Rob Parkinson, vice chair of the Circuit 13 Advisory Board for Juvenile Justice, moved and the board approved a recommendation that stakeholders adopt a Pinellas/Polk civil‑citation model to increase local issuance of pre‑arrest delinquency citations.
The recommendation grew from a multi‑year review by a data‑driven subcommittee led by juvenile diversion staff. Judy Royston, a juvenile diversion representative, presented recent citation data and the subcommittee’s findings. “For the month of April 2025, we processed 65 pre arrest delinquency citations. 36 were from the community, and 29 were from the schools,” Royston said during her presentation.
Why it matters: the subcommittee’s review found Hillsborough County’s civil‑citation utilization rates lag regional peers. The committee reported utilization rates of 66% (Dec. 2021–Nov. 2022), 64% (Dec. 2022–Nov. 2023) and 62% (Dec. 2023–Nov. 2024). By contrast, the committee cited Pinellas County at about 90% and Polk County at about 80% utilization; those counties allow civil citations to be processed through their juvenile assessment centers, the report said.
The committee recommended a package of steps intended to raise utilization: adopt the Pinellas/Polk model; require law‑enforcement agencies to update standard operating procedures to reflect the MOU dated 06/01/2021; provide ongoing training and education for officers and stakeholders; require clear documentation when a citation is not issued; and regularly review missed‑opportunity reports produced by the Department of Juvenile Justice (DJJ) and law enforcement.

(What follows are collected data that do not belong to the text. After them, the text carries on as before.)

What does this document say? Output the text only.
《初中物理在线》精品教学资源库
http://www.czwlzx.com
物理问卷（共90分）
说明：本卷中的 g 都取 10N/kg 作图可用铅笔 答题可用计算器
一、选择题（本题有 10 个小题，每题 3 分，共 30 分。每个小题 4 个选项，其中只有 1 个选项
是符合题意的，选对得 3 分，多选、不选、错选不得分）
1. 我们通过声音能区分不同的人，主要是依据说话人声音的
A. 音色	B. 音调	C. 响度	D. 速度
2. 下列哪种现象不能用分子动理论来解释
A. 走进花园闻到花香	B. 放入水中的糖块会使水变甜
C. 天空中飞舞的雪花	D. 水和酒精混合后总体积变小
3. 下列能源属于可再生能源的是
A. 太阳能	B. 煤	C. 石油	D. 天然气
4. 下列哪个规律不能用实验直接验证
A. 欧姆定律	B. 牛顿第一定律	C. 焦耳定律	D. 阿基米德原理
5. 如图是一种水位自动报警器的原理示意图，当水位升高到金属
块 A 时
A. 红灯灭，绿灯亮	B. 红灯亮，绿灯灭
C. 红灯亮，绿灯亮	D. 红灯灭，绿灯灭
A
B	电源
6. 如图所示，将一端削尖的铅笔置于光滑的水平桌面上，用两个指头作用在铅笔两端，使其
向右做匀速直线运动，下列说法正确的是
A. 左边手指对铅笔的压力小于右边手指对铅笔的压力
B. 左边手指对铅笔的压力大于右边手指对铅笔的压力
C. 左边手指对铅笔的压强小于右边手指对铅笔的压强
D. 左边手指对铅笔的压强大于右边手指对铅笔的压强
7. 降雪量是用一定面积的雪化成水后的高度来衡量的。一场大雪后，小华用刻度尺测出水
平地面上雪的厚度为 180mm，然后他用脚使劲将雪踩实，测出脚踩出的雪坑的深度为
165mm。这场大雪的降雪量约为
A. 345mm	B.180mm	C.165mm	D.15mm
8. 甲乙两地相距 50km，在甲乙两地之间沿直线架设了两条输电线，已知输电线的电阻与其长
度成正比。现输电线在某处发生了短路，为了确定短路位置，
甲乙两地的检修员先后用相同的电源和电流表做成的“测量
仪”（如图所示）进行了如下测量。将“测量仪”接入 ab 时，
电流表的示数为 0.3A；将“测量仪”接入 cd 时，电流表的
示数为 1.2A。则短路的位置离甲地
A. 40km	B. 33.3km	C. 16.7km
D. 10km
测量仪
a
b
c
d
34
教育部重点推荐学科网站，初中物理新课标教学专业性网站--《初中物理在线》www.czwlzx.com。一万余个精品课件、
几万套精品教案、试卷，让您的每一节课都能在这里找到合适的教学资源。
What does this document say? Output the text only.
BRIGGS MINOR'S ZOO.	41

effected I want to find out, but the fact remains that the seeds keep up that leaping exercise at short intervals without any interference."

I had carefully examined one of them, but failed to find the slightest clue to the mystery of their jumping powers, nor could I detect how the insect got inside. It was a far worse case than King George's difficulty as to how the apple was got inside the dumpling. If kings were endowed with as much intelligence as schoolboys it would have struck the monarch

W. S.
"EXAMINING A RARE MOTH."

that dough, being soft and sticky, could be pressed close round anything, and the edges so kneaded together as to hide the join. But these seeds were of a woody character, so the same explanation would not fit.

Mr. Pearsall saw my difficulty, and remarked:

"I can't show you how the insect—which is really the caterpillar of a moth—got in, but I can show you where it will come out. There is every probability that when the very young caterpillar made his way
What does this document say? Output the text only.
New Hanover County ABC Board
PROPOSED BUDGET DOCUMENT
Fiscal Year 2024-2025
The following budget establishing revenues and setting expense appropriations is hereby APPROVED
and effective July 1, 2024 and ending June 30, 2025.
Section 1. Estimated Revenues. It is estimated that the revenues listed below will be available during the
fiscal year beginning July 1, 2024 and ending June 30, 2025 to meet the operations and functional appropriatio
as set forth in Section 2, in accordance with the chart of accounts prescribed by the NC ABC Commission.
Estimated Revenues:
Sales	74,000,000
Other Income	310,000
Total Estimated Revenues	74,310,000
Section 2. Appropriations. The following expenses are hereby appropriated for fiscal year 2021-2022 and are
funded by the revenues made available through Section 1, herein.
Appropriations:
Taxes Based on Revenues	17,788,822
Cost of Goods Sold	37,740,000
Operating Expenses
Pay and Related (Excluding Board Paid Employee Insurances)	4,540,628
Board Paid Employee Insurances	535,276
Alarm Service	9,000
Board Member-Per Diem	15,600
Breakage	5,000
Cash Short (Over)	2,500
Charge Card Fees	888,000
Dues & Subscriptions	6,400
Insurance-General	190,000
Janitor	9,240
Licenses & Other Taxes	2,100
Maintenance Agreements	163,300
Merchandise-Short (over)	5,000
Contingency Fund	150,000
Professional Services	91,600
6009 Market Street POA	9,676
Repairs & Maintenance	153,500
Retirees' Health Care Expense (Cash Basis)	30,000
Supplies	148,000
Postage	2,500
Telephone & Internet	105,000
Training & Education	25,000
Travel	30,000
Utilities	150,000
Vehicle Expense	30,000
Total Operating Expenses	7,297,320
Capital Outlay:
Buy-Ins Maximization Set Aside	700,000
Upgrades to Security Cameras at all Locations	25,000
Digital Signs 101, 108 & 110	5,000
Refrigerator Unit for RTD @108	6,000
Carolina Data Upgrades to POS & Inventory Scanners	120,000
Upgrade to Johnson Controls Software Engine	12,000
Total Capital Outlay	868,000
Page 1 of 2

The motion to recommend adoption of the committee’s proposals was offered by Rob Parkinson, who said, “I feel comfortable making a motion that we recommend that stakeholders adopt this model based on your report and recommendations.” The motion was accepted by voice vote; the transcript records the motion as “adopted” but does not record a roll‑call tally or named yes/no votes.
Discussion during the meeting noted practical barriers to reaching Pinellas/Polk levels without structural changes. The committee and several speakers said opening the county Juvenile Assessment Center (JAC or JACC) to accept civil citations and avoiding fingerprinting for eligible youths brought to the center were among the changes that most directly raise utilization. The group also discussed domestic‑violence cases and other circumstances in which law enforcement currently diverts to other processes.
What happens next: the advisory board’s recommendation is advisory—board members noted it cannot compel elected officials or independent agencies. The committee suggested presenting the recommendations to stakeholder agencies (law enforcement, the state attorney’s office, court administration and the DJJ) for adoption of SOP changes and expanded JAC procedures.
Clarifying details: the committee’s recommendation package included (1) SOP updates to match the MOU dated 06/01/2021; (2) ongoing training for new officers and stakeholders; (3) a documented justification requirement when a citation is not issued; (4) regular review of DJJ and agency missed‑opportunity reports; and (5) exploring JAC procedures to accept eligible citations without creating fingerprint records.
The advisory board recorded the motion as “adopted” by voice vote; no individual roll call of yes/no votes was recorded in the meeting transcript.
Ending: the board asked staff to circulate the committee’s PowerPoint and the monthly reports used in the presentation and suggested follow‑up with contiguous counties and the state agencies that control JAC practice. The recommendation will be forwarded to stakeholders for consideration and possible operational changes.